⏱ 4 Min. Lesezeit · Stand: 30.07.2026
Die US-Notenbank hat die Leitzinsen erneut unverändert gelassen, während sich die Spaltung im Offenmarktausschuss vertieft. Dies hat direkte Auswirkungen auf die Edelmetallpreise.
- Fed belässt Zinsen bei 3,50 bis 3,75 Prozent.
- Drei Fed-Mitglieder forderten Zinserhöhung, stärkste Spaltung seit 2016.
- Gold und Silber schwanken zwischen Inflationsschutz und Zinsdruck.
Die US-Notenbank hat am 30. Juli 2026 ihre Leitzinsen zum zweiten Mal unter der Leitung von Fed-Chef Kevin Warsh unverändert bei 3,50 bis 3,75 Prozent belassen. Diese Entscheidung hat jedoch eine tiefere Spaltung im Offenmarktausschuss (FOMC) offenbart, die seit 2016 nicht mehr so ausgeprägt war. Drei Regionalpräsidenten stimmten für eine sofortige Anhebung um einen Viertelprozentpunkt, was die Sorgen über anhaltend hohe Inflationsraten unterstreicht.
Was geschah bei der letzten Fed-Sitzung?

Die Sitzung des Offenmarktausschusses zeigte mit einem Abstimmungsergebnis von 9 zu 3 Stimmen, dass die Fed in ihrer Geldpolitik gespalten ist. Die Fed-Präsidentin Beth Hammack aus Cleveland sowie die Präsidenten Neel Kashkari aus Minneapolis und Lorie Logan aus Dallas plädierten für eine Zinserhöhung.
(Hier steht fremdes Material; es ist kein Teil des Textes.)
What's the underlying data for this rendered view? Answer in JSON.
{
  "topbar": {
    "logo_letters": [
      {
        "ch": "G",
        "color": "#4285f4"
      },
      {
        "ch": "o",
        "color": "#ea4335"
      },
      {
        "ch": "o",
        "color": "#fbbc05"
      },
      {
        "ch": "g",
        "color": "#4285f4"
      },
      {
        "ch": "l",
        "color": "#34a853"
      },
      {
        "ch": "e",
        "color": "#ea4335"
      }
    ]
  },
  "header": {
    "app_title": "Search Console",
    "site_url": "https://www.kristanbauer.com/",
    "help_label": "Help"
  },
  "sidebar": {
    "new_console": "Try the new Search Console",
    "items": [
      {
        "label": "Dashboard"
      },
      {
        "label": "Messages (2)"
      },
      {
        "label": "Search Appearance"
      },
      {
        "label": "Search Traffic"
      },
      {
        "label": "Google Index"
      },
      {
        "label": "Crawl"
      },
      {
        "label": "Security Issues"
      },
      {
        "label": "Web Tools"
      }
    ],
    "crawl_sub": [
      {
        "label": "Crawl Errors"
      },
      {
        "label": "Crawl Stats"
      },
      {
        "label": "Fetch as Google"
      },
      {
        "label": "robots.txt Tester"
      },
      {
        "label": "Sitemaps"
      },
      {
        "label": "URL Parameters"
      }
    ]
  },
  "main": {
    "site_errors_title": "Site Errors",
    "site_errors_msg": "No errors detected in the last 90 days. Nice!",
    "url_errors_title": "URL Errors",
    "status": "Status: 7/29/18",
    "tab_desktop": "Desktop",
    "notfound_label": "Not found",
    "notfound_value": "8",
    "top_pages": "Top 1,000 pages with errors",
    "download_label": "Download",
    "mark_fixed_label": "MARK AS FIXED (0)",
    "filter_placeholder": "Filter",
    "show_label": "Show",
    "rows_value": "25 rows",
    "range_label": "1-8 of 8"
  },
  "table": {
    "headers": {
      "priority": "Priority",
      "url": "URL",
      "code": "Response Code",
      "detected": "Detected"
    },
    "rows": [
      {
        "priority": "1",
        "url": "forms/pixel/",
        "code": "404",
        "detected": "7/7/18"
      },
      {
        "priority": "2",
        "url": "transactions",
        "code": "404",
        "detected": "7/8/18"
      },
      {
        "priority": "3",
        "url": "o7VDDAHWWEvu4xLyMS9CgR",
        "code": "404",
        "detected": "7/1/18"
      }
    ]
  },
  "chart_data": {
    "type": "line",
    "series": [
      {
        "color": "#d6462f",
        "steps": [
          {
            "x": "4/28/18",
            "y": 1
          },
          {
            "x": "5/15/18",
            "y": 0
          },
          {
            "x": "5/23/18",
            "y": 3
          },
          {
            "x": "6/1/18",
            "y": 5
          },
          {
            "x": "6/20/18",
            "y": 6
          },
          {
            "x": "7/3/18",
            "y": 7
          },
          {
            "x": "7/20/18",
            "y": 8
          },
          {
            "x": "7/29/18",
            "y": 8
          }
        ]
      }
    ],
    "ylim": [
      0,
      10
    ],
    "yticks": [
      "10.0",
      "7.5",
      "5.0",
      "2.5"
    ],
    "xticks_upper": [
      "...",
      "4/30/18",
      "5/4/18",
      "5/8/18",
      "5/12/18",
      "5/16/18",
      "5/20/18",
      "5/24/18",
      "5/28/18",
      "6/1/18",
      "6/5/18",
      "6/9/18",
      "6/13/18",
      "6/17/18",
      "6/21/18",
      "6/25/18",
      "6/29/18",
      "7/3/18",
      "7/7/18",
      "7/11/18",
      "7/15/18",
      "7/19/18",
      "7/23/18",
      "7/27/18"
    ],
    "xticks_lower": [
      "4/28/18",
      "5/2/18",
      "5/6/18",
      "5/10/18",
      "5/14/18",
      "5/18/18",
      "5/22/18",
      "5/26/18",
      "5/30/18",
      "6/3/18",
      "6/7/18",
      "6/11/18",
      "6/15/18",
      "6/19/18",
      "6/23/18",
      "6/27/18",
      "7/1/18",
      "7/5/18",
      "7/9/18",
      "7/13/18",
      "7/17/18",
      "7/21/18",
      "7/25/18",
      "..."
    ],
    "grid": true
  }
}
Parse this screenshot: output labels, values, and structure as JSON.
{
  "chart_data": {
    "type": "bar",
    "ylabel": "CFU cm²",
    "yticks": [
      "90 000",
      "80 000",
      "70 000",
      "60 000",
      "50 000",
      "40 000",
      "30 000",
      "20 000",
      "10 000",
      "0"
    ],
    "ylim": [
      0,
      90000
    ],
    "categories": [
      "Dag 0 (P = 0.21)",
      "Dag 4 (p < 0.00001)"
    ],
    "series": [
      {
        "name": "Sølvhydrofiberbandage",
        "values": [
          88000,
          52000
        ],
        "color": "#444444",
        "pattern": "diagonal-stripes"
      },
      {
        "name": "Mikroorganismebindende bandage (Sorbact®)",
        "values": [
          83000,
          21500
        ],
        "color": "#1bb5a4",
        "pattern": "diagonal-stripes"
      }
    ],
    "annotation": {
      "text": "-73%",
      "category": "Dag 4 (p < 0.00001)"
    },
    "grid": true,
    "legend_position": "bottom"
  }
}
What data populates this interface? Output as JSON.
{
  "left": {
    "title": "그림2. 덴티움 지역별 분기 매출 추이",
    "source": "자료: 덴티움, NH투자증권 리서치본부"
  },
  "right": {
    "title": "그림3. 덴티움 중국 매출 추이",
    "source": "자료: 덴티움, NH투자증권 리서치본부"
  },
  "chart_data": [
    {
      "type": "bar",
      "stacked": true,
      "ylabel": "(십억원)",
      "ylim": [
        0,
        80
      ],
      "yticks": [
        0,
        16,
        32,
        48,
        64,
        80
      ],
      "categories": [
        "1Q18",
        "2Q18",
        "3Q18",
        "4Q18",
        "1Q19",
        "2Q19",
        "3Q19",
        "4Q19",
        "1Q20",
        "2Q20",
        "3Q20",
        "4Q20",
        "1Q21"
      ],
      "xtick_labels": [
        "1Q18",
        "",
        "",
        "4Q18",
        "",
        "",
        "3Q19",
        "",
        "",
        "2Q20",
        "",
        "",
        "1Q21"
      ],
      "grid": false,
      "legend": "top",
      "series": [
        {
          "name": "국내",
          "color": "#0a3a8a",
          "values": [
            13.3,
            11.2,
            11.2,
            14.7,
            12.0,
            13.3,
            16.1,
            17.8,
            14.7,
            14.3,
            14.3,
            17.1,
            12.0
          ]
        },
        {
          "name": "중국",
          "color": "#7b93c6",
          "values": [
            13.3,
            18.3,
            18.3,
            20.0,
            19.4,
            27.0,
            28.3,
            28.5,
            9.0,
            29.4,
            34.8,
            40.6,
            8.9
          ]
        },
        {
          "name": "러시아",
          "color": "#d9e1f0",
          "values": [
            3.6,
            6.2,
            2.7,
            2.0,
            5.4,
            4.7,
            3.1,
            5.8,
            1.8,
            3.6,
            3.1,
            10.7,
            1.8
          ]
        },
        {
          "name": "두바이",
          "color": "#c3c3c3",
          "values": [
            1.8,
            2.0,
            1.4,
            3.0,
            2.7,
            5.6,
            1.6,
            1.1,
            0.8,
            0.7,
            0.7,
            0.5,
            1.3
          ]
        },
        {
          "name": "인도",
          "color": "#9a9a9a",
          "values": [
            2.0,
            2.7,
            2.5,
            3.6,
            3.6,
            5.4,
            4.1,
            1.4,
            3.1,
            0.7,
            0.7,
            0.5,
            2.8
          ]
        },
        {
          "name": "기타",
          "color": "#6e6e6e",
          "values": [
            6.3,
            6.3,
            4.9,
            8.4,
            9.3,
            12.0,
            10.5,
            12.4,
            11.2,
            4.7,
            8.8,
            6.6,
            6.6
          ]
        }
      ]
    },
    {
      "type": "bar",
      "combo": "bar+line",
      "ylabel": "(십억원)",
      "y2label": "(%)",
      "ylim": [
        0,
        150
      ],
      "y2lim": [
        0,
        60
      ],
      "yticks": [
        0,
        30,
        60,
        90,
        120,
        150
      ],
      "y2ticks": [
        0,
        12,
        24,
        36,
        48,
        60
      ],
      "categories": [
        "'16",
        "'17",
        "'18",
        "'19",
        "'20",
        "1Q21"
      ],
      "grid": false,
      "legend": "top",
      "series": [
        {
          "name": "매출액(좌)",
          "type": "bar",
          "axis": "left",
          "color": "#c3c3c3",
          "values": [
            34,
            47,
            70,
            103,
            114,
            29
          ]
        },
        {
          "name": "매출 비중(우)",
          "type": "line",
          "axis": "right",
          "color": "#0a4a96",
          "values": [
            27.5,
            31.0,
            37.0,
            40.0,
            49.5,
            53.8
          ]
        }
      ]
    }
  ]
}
Diese Divergenz innerhalb des Gremiums deutet darauf hin, dass die Sorgen über die Inflation zunehmen und die Notenbank möglicherweise unter Druck steht, bald zu handeln.
Die Marktreaktionen auf die Entscheidung der Fed waren deutlich. Gold notierte im Spothandel bei rund 4.082 USD je Feinunze, während Silber bei etwa 58 USD lag. Diese Preise reflektieren die Unsicherheit der Anleger, die zwischen der Angst vor Inflation und dem Druck steigender Zinsen schwanken.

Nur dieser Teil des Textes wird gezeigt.